Résumé des chapitre précédents : Enfin, voici la fin du road movies. Le but du périple est atteint. La grande serre du jardin des Plantes. Comme dirait Nora, c’est thérapeutique.

    La guichetière n'est pas d'humeur à plaisanter. Sans un regard, elle glisse le ticket rose par la petite ouverture, encaisse les deux euros réglementaires. Nora remercie, pousse la porte de verre. Aussitôt, des arômes la saisissent à la gorge, si puissants qu'elle en tousse. Lourdes exhalaisons florales, âcres relents d'eau croupie, d'humus, de pulvérulence.

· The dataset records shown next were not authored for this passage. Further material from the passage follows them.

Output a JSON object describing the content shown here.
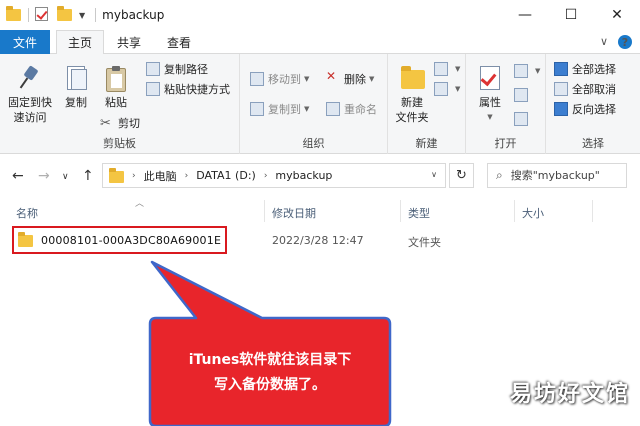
{
  "window": {
    "title": "mybackup",
    "minimize": "—",
    "maximize": "☐",
    "close": "✕"
  },
  "tabs": {
    "file": "文件",
    "home": "主页",
    "share": "共享",
    "view": "查看",
    "collapse": "∨",
    "help": "?"
  },
  "ribbon": {
    "clipboard": {
      "label": "剪贴板",
      "pin": [
        "固定到快",
        "速访问"
      ],
      "copy": "复制",
      "paste": "粘贴",
      "copy_path": "复制路径",
      "paste_shortcut": "粘贴快捷方式",
      "cut": "剪切"
    },
    "organize": {
      "label": "组织",
      "move_to": "移动到",
      "copy_to": "复制到",
      "delete": "删除",
      "rename": "重命名"
    },
    "new": {
      "label": "新建",
      "new_folder": [
        "新建",
        "文件夹"
      ]
    },
    "open": {
      "label": "打开",
      "properties": "属性"
    },
    "select": {
      "label": "选择",
      "select_all": "全部选择",
      "select_none": "全部取消",
      "invert": "反向选择"
    }
  },
  "address": {
    "crumbs": [
      "此电脑",
      "DATA1 (D:)",
      "mybackup"
    ],
    "search_placeholder": "搜索\"mybackup\""
  },
  "columns": {
    "name": "名称",
    "modified": "修改日期",
    "type": "类型",
    "size": "大小"
  },
  "files": [
    {
      "name": "00008101-000A3DC80A69001E",
      "modified": "2022/3/28 12:47",
      "type": "文件夹"
    }
  ],
  "annotation": {
    "line1": "iTunes软件就往该目录下",
    "line2": "写入备份数据了。",
    "fill_color": "#e8252b",
    "border_color": "#3f67c9"
  },
  "watermark": "易坊好文馆"
}
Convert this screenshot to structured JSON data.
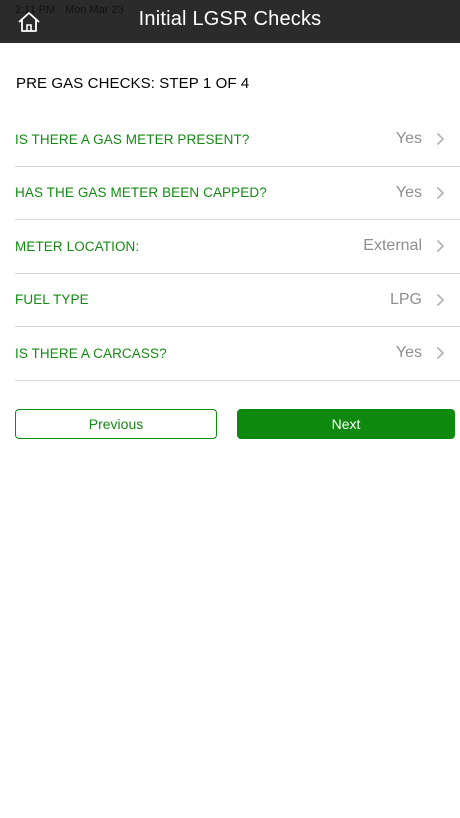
{
  "status_bar": {
    "time": "2:11 PM",
    "date": "Mon Mar 23"
  },
  "header": {
    "title": "Initial LGSR Checks",
    "home_icon": "home-icon"
  },
  "step_title": "PRE GAS CHECKS: STEP 1 OF 4",
  "rows": [
    {
      "label": "IS THERE A GAS METER PRESENT?",
      "value": "Yes"
    },
    {
      "label": "HAS THE GAS METER BEEN CAPPED?",
      "value": "Yes"
    },
    {
      "label": "METER LOCATION:",
      "value": "External"
    },
    {
      "label": "FUEL TYPE",
      "value": "LPG"
    },
    {
      "label": "IS THERE A CARCASS?",
      "value": "Yes"
    }
  ],
  "buttons": {
    "previous": "Previous",
    "next": "Next"
  },
  "colors": {
    "header_bg": "#2b2b2b",
    "accent_green": "#138a13",
    "next_button_bg": "#0d8a0d",
    "value_gray": "#8e8e8e",
    "divider": "#d6d6d6"
  }
}
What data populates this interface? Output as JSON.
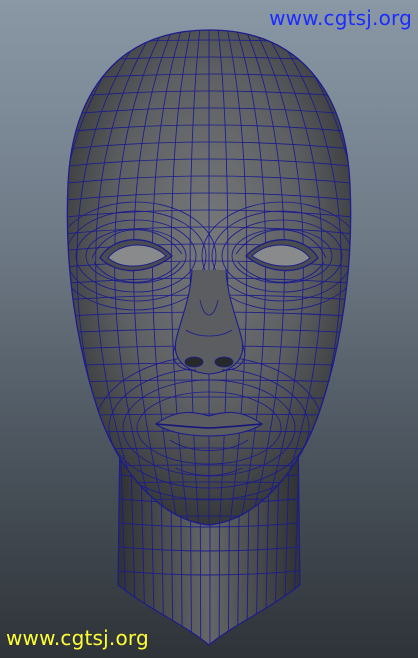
{
  "watermark_top": {
    "text": "www.cgtsj.org",
    "color": "#1a2cff"
  },
  "watermark_bottom": {
    "text": "www.cgtsj.org",
    "color": "#ffff33"
  },
  "colors": {
    "wire": "#1c1c8c",
    "skin_light": "#6e6f70",
    "skin_mid": "#55575a",
    "skin_dark": "#2f3133",
    "bg_top": "#8a98a6",
    "bg_bottom": "#2e3338"
  },
  "subject": "3d-head-wireframe-model"
}
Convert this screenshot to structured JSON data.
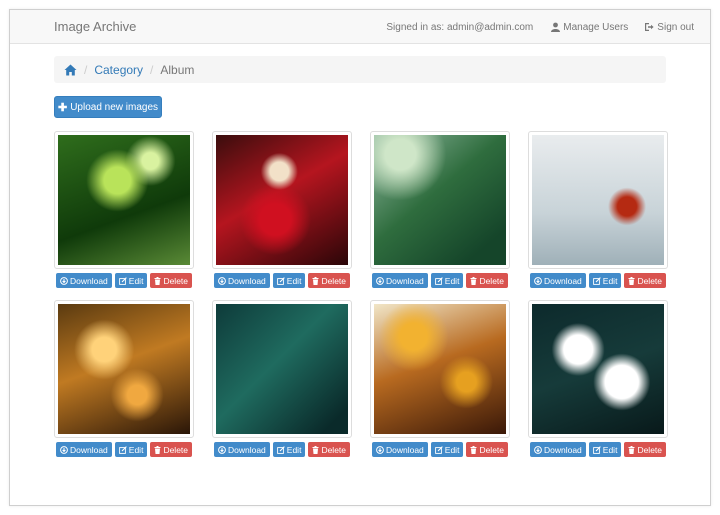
{
  "app": {
    "brand": "Image Archive"
  },
  "navbar": {
    "signed_in_text": "Signed in as: admin@admin.com",
    "manage_users": "Manage Users",
    "sign_out": "Sign out"
  },
  "breadcrumb": {
    "category": "Category",
    "album": "Album"
  },
  "toolbar": {
    "upload_label": "Upload new images"
  },
  "actions": {
    "download": "Download",
    "edit": "Edit",
    "delete": "Delete"
  },
  "colors": {
    "primary": "#428bca",
    "danger": "#d9534f",
    "link": "#337ab7"
  },
  "images": [
    {
      "subject": "green leaf sprout"
    },
    {
      "subject": "red leaves with white flower"
    },
    {
      "subject": "green fir branches"
    },
    {
      "subject": "red butterfly on branch"
    },
    {
      "subject": "golden backlit grass"
    },
    {
      "subject": "teal fir branches"
    },
    {
      "subject": "autumn tree leaves"
    },
    {
      "subject": "white blossoms"
    }
  ]
}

    « Ça sent le sexe », constate-t-elle, éblouie. Et toutes ses nuits chaudes, ses nuits magiques, mirifiques, charlinesques, l'enveloppent. 
    Elle respire à s'en éclater les poumons. Qu'avait dit le toubib, déjà ? Qu'il fallait me traiter comme une fleur de serre. Tout s'explique. Végétale, je suis.
    Enfin, d'après le corps médical. Boris, lui, me comparait plutôt à un insecte : une mygale, une mante religieuse... Et si j'étais tout cela à la fois ? Une plante carnivore, par exemple ? Nora, la menthe religieuse...
    Le jeu de mot ne la fait même pas sourire.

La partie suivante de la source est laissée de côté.